Yes, I’m talking about saving for your retirement, which I know, feels like lifetimes away at this point in time. It’s really important to start saving like this when you’re young, even if it doesn’t feel like anybody else your age is doing it yet, and I’m going to tell you why. By starting to save and invest your money when you’re young, you get to maximize the effect of something called compound interest. The magic of compound interest happens when you invest money and you earn interest, and then you earn interest on your interest, and then your interests’ interest earns interest, and so it continues on. You’ll always be earning interest on the interest that’s been added to your principal amount, which over time and at a high enough percentage, can start to add up really quickly. This is also how credit cards charge interest, just in reverse, so you owe more and more money over time, which is how people end up getting into so much trouble with credit card debt because it gets larger and harder to pay off over time.
I’m going to do entire future episodes on compound interest and investing, breaking it down, showing how and why it works to your advantage etc, but the most important thing to understand for today’s lesson is that compounding interest is most effective over time. The earlier you start to save money and invest, the more time you’ll have to take advantage of compound interest, and the more money you’ll have saved for the future. The mistake that a lot of people make is deciding when they’re young that they’re going to use all their discretionary income for fun things and plan to start investing later, but you have to contribute much more money much more aggressively later to make up for the lost time of starting to do this when you’re young.

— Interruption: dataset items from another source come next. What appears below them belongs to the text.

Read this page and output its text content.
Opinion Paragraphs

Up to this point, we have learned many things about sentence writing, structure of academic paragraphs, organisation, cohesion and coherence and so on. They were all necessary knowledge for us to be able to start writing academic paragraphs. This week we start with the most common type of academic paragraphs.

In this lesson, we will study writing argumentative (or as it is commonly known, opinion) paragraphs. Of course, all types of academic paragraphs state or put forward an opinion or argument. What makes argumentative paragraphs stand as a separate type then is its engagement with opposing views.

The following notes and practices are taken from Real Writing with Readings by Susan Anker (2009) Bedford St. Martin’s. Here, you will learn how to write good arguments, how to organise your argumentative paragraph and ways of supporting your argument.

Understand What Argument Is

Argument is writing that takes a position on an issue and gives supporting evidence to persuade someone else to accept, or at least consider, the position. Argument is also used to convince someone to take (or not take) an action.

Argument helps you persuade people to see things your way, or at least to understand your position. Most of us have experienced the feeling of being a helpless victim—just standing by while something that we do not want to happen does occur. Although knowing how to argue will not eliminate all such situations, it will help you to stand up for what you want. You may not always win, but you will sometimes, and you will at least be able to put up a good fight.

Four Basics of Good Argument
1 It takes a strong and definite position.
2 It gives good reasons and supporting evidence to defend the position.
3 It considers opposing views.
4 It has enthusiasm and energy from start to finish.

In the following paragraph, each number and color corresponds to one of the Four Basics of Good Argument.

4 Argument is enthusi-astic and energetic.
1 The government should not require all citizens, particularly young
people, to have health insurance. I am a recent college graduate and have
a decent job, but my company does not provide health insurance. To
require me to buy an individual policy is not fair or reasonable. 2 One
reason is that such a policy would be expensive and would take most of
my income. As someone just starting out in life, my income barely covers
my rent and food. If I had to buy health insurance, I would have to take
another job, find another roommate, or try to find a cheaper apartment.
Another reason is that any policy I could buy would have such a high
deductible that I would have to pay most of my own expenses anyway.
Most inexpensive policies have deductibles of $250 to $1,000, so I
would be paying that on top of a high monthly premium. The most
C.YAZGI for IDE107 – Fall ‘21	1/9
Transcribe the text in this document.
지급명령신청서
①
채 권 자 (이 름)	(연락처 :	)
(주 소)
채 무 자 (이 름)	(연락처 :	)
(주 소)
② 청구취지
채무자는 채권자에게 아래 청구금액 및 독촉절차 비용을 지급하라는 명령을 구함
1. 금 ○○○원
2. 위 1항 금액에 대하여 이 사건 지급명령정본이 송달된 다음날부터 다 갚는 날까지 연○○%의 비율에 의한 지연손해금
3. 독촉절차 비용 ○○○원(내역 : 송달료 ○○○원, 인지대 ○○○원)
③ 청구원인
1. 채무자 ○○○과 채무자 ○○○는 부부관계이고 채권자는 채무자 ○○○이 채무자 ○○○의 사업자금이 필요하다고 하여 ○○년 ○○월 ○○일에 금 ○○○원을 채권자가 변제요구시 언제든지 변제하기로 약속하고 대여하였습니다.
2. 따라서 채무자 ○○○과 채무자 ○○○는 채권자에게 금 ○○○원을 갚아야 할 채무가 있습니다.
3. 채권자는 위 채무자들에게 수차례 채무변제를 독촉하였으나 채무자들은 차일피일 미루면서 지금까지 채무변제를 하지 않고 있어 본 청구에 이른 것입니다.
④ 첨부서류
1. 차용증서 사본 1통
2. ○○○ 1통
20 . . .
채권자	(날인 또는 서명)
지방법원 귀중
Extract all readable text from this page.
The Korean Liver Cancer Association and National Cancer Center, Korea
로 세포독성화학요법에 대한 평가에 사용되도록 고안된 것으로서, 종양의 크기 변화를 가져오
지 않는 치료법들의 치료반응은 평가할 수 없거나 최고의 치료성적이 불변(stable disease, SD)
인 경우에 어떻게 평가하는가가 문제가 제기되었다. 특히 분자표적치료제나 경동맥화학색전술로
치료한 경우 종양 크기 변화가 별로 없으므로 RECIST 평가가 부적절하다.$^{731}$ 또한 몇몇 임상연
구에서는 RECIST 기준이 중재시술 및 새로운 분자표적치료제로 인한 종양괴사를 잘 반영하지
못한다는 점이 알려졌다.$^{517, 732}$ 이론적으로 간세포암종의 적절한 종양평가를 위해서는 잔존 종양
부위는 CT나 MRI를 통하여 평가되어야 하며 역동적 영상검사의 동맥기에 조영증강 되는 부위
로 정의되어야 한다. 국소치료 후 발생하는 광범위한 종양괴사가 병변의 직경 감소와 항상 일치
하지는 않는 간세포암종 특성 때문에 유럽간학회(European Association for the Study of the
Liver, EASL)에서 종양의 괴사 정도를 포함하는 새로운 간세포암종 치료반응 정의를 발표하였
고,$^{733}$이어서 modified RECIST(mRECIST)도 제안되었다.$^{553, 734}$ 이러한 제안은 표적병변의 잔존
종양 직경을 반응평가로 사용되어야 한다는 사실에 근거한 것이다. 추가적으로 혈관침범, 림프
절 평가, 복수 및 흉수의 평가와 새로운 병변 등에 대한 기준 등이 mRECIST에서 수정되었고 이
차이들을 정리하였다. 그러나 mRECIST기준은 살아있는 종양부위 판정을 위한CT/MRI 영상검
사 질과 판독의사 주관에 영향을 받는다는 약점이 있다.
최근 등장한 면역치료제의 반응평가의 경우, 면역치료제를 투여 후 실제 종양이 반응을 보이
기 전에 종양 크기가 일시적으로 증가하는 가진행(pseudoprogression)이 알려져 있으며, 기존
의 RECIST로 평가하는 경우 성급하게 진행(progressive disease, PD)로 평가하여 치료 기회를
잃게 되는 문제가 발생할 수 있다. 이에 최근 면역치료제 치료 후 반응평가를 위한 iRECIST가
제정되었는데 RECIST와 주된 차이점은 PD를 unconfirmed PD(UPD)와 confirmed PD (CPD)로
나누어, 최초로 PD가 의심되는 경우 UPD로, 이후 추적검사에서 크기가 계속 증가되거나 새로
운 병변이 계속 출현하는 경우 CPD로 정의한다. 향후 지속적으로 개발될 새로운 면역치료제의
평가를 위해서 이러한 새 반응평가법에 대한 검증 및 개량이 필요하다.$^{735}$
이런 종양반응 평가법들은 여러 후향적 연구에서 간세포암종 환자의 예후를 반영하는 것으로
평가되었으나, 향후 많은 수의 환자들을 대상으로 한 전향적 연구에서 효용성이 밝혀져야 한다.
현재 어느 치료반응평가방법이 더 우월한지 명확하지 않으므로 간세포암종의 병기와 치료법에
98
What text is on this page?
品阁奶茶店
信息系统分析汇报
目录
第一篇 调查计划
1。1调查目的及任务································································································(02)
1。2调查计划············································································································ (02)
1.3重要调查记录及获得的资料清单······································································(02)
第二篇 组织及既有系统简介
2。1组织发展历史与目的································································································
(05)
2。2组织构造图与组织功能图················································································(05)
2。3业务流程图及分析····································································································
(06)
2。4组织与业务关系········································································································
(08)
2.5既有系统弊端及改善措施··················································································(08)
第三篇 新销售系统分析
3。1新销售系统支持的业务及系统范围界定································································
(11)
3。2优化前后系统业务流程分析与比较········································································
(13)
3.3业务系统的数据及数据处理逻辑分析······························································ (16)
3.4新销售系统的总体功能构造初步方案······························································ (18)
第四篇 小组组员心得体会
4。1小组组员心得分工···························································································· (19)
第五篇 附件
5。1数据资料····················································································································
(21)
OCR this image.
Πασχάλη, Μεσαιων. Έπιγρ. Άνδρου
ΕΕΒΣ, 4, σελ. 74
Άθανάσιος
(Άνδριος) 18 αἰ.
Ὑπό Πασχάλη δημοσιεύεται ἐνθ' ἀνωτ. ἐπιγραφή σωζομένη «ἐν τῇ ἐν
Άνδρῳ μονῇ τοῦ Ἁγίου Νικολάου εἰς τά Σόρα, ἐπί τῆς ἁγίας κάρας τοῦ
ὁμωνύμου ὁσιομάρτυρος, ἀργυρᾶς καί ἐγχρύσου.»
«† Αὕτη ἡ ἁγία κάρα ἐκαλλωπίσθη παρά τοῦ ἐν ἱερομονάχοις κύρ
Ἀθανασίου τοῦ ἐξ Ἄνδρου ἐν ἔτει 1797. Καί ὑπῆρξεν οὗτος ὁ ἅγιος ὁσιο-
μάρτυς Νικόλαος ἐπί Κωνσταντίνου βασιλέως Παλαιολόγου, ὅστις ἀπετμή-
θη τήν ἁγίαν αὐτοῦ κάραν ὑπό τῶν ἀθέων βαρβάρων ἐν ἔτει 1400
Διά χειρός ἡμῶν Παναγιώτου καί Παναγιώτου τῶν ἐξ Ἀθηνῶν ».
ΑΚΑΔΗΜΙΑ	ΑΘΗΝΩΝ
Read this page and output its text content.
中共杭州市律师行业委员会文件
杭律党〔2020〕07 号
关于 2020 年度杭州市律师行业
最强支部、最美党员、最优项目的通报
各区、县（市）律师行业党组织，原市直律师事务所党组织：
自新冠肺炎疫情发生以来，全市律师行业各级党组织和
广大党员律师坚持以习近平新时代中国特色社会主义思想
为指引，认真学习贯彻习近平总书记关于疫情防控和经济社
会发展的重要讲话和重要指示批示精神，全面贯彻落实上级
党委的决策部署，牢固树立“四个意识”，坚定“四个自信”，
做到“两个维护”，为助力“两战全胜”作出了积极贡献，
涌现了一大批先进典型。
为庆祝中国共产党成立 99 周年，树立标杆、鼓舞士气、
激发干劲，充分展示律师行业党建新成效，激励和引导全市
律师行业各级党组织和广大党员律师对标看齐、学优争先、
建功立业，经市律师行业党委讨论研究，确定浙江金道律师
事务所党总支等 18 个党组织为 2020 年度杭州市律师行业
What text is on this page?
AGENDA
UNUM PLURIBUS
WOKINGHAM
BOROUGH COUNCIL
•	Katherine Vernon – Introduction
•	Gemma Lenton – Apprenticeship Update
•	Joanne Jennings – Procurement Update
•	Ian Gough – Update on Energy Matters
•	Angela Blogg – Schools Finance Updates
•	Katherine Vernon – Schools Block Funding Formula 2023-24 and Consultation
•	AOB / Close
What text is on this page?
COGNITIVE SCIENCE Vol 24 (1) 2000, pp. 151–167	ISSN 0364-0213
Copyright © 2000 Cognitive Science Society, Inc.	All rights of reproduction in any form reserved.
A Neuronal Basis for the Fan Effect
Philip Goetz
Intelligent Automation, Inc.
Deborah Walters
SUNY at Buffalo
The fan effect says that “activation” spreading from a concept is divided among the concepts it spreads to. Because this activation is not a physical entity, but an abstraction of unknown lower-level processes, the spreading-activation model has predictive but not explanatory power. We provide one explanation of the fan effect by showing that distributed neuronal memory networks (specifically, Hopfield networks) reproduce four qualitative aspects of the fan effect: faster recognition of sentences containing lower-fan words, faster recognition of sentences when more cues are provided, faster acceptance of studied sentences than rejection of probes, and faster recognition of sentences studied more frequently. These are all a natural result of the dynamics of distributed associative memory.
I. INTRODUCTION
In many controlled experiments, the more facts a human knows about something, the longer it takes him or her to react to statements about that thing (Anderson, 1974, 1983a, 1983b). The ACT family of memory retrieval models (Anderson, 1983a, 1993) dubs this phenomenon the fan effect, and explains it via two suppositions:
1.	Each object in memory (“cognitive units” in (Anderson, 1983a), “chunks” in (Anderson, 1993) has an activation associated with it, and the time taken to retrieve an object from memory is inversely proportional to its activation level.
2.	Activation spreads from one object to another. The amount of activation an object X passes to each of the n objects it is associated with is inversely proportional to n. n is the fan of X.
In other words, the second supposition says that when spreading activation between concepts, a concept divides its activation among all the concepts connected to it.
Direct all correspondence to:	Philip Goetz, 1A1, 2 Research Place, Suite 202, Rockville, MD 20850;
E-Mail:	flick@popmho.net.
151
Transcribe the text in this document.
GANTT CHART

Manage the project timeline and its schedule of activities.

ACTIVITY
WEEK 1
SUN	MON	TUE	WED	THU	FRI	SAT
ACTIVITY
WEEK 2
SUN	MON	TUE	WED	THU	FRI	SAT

Now it’s never too late to start saving and investing, the goal is always to start now if you’re able to, not tomorrow, not next year, not when you’re decades older. Starting now will serve you better than starting later when it comes to compound interest. Make note though, even if you’re excited to start saving and investing, it’s important to take care of some of the earlier lessons we talked about here first, namely making sure that you have a fully funded emergency fund first, before anything else, and then tackling paying off debt, especially if it has high interest rates like credit card debt. After that though, when you have extra money, or your cut back on your expenses to save extra money (which is usually how this has to work), start to save for your future as early as possible. Your mind will be blown when you look back and realize how much extra money you earned by starting early.
If you can get started on even some of these 5 money skills while you’re in your 20’s awesome, you’re doing great. If you can manage to start getting a handle on all of them, you will absolutely blow your own mind with how much more confident, in control, and safe you feel about your money as you continue to grow and move toward other life goals. Help future you out but getting started laying a good foundation now, so you’re not held back by feeling like you’re starting from zero later in life when you want to do things like buy a house, invest in your own start up idea, move somewhere else in the world, or retire early.